Previously, a lower court ratified Tinder’s differential pricing reasoning that it helps make the service more affordable to the younger users. However, the California appeals court has now found the pricing to be discriminatory.
Tinder Plus pricing – what the court says
Explaining the ruling, the court said that irrespective of the market research by Tinder to gather information on the income of the younger users, not everyone in one age group can be counted as the same. The court said there may be younger users who earn more than those in their 30s. And, this makes Tinder Plus pricing unfair.
“As alleged, Tinder’s pricing model discriminates against users age 30 and over, and the complaint’s allegations do not compel the finding that this discrimination is justified by a strong public policy in favor of such differential treatment,” the court said.

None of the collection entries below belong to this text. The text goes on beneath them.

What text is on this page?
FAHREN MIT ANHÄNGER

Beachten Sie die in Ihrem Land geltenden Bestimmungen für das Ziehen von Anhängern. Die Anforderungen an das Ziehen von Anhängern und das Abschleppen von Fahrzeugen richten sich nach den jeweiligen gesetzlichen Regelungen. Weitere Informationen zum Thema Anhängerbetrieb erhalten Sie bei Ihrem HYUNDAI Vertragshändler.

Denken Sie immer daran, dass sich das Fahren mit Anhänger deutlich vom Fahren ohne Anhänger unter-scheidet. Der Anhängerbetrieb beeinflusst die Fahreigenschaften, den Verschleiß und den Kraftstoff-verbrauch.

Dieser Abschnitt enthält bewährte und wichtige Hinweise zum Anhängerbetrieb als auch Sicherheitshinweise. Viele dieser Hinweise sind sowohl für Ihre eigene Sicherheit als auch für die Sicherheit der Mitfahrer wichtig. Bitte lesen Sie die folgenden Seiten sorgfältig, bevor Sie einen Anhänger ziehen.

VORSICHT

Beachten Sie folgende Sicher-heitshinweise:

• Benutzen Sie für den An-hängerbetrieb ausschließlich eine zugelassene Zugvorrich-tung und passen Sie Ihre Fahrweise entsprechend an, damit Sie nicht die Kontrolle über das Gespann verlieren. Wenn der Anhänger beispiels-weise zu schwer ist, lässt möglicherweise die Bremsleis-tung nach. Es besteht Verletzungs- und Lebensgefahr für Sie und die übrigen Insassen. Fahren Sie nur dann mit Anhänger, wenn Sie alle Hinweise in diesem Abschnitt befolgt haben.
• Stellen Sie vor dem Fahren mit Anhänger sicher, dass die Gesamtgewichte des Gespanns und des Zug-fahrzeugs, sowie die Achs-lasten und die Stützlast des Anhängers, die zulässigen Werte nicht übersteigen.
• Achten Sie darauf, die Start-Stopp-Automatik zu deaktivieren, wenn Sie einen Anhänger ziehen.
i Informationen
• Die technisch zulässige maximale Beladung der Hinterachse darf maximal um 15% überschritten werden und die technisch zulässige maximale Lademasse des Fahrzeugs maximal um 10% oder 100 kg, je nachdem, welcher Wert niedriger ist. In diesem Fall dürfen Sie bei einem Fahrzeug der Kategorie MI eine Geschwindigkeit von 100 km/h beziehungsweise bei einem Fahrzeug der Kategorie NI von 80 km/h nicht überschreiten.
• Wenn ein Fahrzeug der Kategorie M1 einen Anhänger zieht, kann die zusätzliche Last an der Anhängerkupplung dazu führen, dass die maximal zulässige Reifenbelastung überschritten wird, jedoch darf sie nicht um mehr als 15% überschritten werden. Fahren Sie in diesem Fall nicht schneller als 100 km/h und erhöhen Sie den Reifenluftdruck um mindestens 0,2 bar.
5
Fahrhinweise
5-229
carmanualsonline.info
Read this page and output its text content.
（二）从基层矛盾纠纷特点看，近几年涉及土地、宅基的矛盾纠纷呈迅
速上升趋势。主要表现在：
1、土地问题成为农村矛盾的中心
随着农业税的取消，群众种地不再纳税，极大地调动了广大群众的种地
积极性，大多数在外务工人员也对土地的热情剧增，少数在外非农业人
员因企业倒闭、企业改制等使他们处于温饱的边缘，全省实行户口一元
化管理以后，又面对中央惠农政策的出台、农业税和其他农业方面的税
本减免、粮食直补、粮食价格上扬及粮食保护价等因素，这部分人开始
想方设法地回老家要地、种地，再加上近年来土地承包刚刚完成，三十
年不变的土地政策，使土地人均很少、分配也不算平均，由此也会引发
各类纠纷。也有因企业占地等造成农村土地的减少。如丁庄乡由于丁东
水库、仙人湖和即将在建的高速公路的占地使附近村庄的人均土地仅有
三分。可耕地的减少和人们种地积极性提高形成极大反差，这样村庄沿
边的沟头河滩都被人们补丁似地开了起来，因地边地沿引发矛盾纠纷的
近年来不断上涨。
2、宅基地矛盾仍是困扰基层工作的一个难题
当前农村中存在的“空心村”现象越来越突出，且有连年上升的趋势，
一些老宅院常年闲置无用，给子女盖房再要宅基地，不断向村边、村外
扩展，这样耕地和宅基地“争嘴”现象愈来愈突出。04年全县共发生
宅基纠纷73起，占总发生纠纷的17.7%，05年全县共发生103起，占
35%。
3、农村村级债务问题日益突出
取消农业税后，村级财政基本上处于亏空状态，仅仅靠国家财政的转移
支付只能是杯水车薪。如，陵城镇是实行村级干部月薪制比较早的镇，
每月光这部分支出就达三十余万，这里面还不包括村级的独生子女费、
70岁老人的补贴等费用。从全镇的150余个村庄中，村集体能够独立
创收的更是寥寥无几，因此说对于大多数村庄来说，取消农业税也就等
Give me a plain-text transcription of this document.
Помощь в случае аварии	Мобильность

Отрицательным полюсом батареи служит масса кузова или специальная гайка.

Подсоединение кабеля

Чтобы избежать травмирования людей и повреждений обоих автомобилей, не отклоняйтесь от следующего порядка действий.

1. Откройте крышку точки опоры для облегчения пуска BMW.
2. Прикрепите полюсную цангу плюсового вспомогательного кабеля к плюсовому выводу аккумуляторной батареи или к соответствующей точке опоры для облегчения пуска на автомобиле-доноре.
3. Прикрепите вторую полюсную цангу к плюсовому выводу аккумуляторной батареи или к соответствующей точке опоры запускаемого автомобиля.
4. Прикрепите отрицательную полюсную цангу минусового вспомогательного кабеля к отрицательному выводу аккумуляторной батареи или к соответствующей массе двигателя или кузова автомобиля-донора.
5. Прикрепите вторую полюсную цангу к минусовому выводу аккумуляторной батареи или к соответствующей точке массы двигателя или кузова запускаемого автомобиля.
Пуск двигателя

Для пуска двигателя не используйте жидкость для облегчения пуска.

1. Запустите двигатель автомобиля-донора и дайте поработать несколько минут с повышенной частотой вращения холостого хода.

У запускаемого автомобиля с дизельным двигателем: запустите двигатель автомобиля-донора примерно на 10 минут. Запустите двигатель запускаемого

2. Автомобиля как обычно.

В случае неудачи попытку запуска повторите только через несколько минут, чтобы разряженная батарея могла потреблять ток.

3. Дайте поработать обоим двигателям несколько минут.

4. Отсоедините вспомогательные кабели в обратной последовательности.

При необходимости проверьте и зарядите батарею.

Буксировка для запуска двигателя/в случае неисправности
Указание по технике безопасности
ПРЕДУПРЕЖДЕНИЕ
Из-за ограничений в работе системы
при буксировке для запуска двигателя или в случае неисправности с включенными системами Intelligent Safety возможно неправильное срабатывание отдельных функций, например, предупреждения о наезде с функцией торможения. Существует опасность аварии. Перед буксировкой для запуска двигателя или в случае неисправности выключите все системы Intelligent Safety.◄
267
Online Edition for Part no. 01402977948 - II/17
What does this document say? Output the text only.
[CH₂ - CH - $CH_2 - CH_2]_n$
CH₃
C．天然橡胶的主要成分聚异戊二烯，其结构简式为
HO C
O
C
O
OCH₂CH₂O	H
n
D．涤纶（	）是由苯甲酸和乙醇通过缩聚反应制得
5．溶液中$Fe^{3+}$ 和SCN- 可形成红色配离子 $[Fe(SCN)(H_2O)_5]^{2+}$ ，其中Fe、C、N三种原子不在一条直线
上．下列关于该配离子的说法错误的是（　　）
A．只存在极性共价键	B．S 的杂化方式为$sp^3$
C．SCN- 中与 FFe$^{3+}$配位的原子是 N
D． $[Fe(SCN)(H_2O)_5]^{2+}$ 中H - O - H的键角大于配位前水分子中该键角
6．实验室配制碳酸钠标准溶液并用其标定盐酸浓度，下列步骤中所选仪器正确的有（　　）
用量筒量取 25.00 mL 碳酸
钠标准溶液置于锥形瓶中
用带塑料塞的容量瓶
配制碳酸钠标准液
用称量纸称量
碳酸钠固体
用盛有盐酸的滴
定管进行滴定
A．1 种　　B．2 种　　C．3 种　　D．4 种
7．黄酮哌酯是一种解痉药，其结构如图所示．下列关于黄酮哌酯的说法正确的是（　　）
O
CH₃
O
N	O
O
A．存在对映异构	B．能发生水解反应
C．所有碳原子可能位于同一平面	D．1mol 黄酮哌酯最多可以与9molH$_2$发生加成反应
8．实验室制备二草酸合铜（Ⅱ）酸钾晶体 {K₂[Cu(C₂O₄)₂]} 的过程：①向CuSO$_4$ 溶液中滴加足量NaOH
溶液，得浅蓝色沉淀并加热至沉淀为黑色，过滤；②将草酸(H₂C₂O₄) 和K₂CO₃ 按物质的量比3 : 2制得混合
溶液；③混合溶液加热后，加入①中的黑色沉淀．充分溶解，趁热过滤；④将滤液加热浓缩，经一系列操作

The Appeals Court even made a joke by concluding their statement with: “Accordingly, we swipe left, and reverse.”
For those, who are unfamiliar with how the dating app works, Tinder uses swipes for matching. A user needs to swipe right if they like someone, or swipe left if they don’t.
Candelore’s attorney Alfred Rava told SFGate that the ruling was “a significant equal-rights victory for California consumers.” Rava has separately filed more than 150 lawsuits for men claiming gender discrimination. Rava’s lawsuits include suing San Diego clubs over “ladies’ night” deals and over Mother’s Day promotions at baseball games, notes a report from Kansas.
As of now there have been no comments from Tinder over the ruling. Also it is not known if the dating app is planning to appeal against the ruling.